When I was a child, my dreamland was rich and colorful, where I, like a heavenly steed, soared across the skies. Why as I grow up, I have lost my dreams?
Children’s world is full of fantasy and bright visions for the future. They are unconstrained in minds, like the somersault of monkey king Sun Wukong to reach a distance of over 50,000 km in an instant. It is quite like the realm described by ancient philosopher Chuang-tzu in his Happy Excursion.
As we grow up, many people have recognized they are limited in ability and slowly, unconsciously set more limits on themselves. Their minds have gradually been confined, caring only about how to complete work reports tomorrow, or how to make PPT reports on Friday. In some cases, they are simply lost in work, tired to death. Their minds are all about busy work and rest. Naturally, when they fall asleep, they won't think about anything. They’ve pressed the shutdown button for the brain. Over time, they have lost the ability to dream.

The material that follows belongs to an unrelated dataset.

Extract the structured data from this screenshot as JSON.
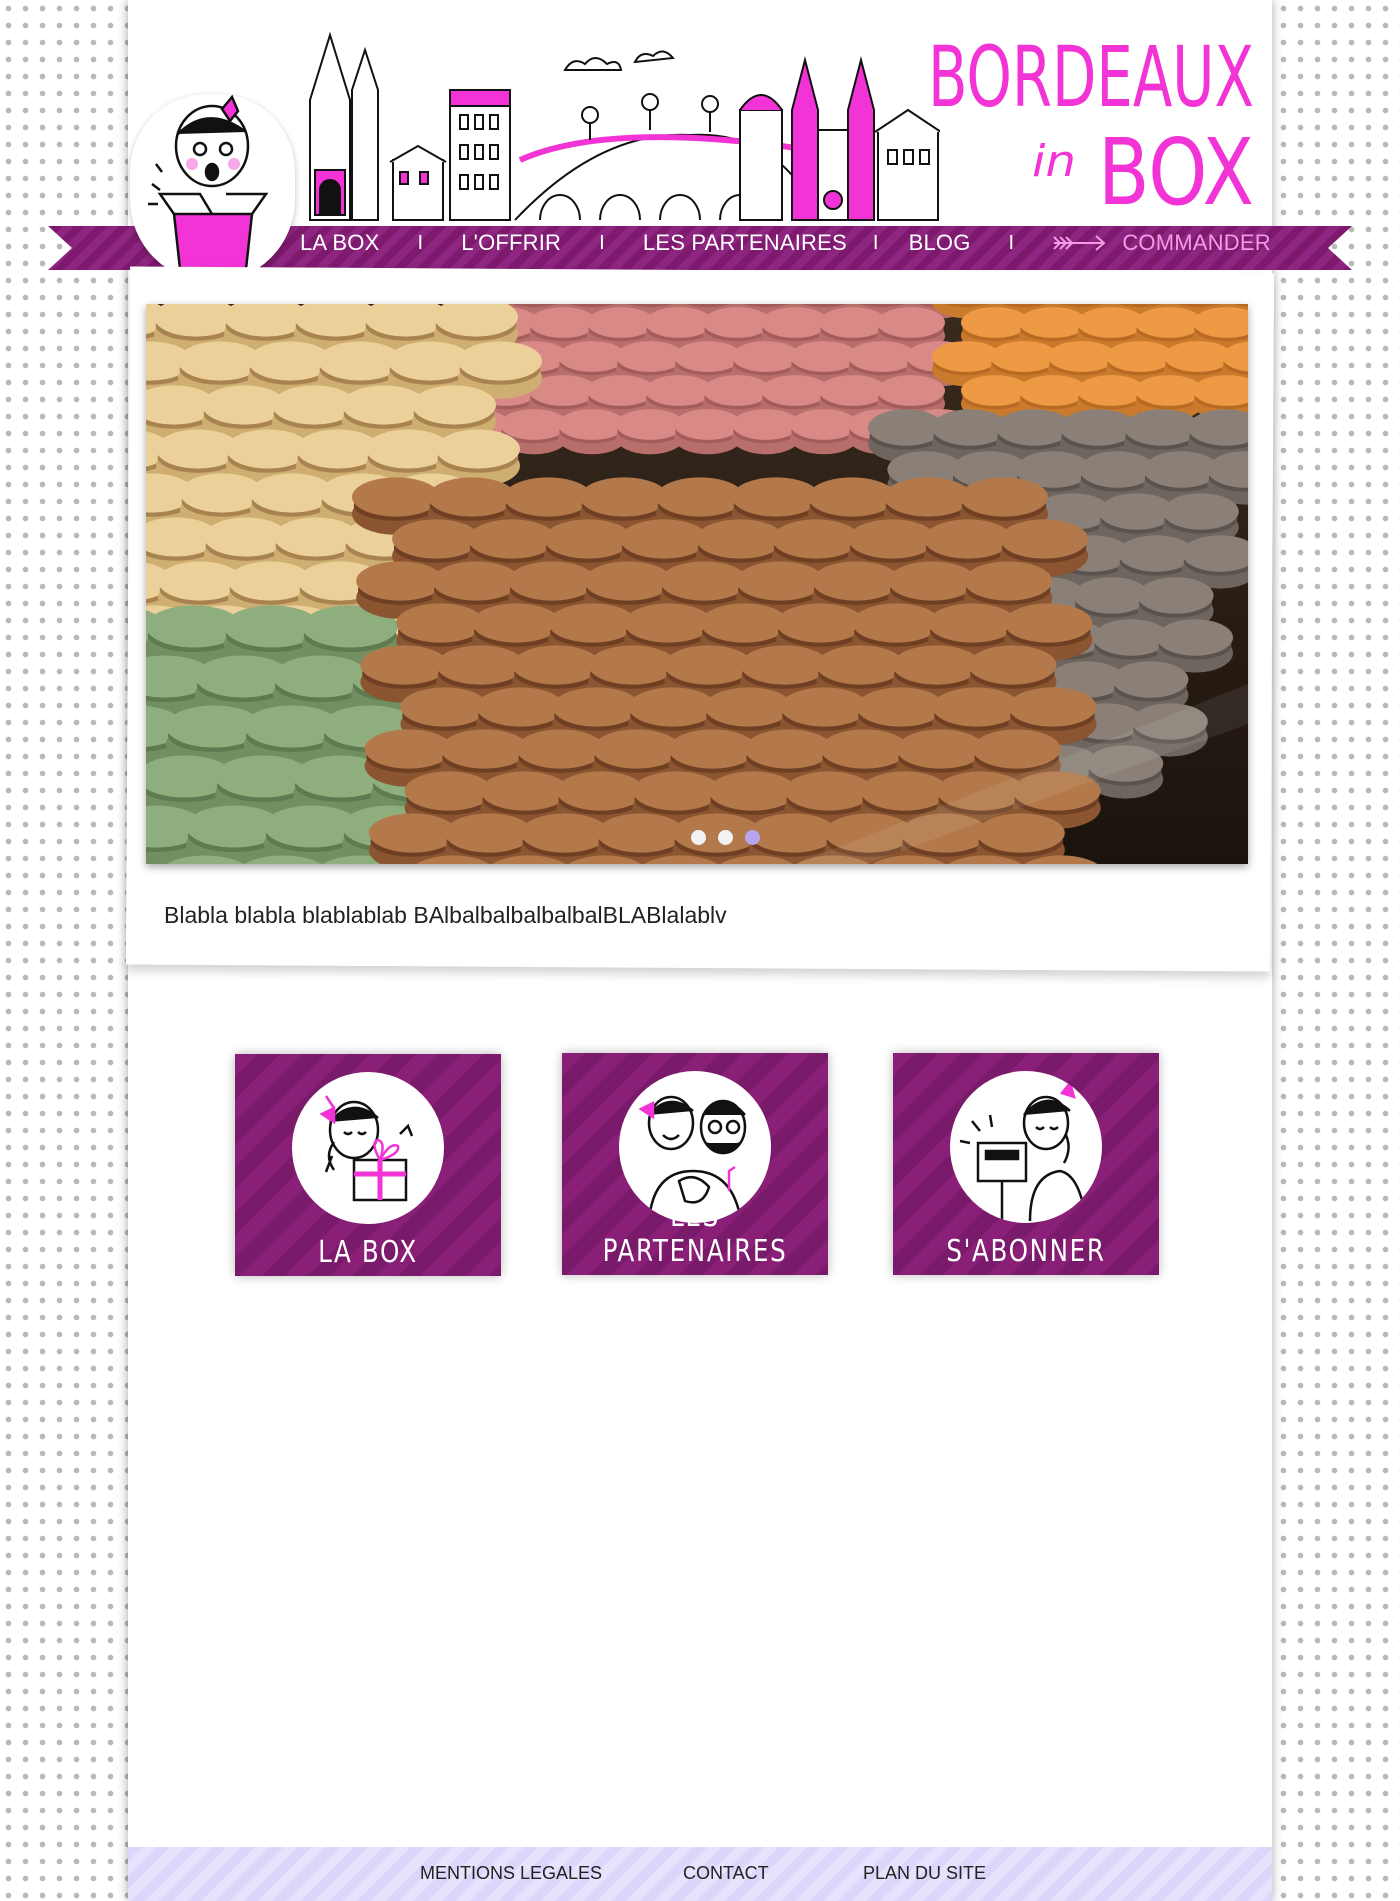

The world is developing at a high speed. Our pace of life and work is getting faster and faster. We are busy with work and socializing all day, shuttling in the dense social forest, lest we are half a beat slower than others. How many people really know their destinations? If everyone has a different destination, how do we know who has arrived first, and how do we judge who goes faster? At this time, a dream is particularly important and precious, because dreams, spreading their wings, take us to fly out of the forest of society and find the Venus we look up at the sky in our childhood.
Many people turn anxious and irritable when they feel the stress at work, although they know that anxiety and irritability cannot solve any problems, but cause harm to others and ourselves. However, most people simply cannot stop. This might be, as some put it, we are enslaved by things. Sharon Salzberg, a famous meditation tutor in the United States, shared some methods in her work Meditation in One Square Meter, to help people in a restless, anxious society. She proposed to give ourselves a space of one square meter, harbor a dream, maintain mindfulness, jump out of the state of doing, and enter the state of being. In the state of doing, we are separated from things, enslaved by things. In the state of being, we are integrated with things, and do things with ease.
I hope to encourage myself with this wisp of thoughts. Let’s ride the horse of dream, live it to the full, and be the best self. Yes, we can do this!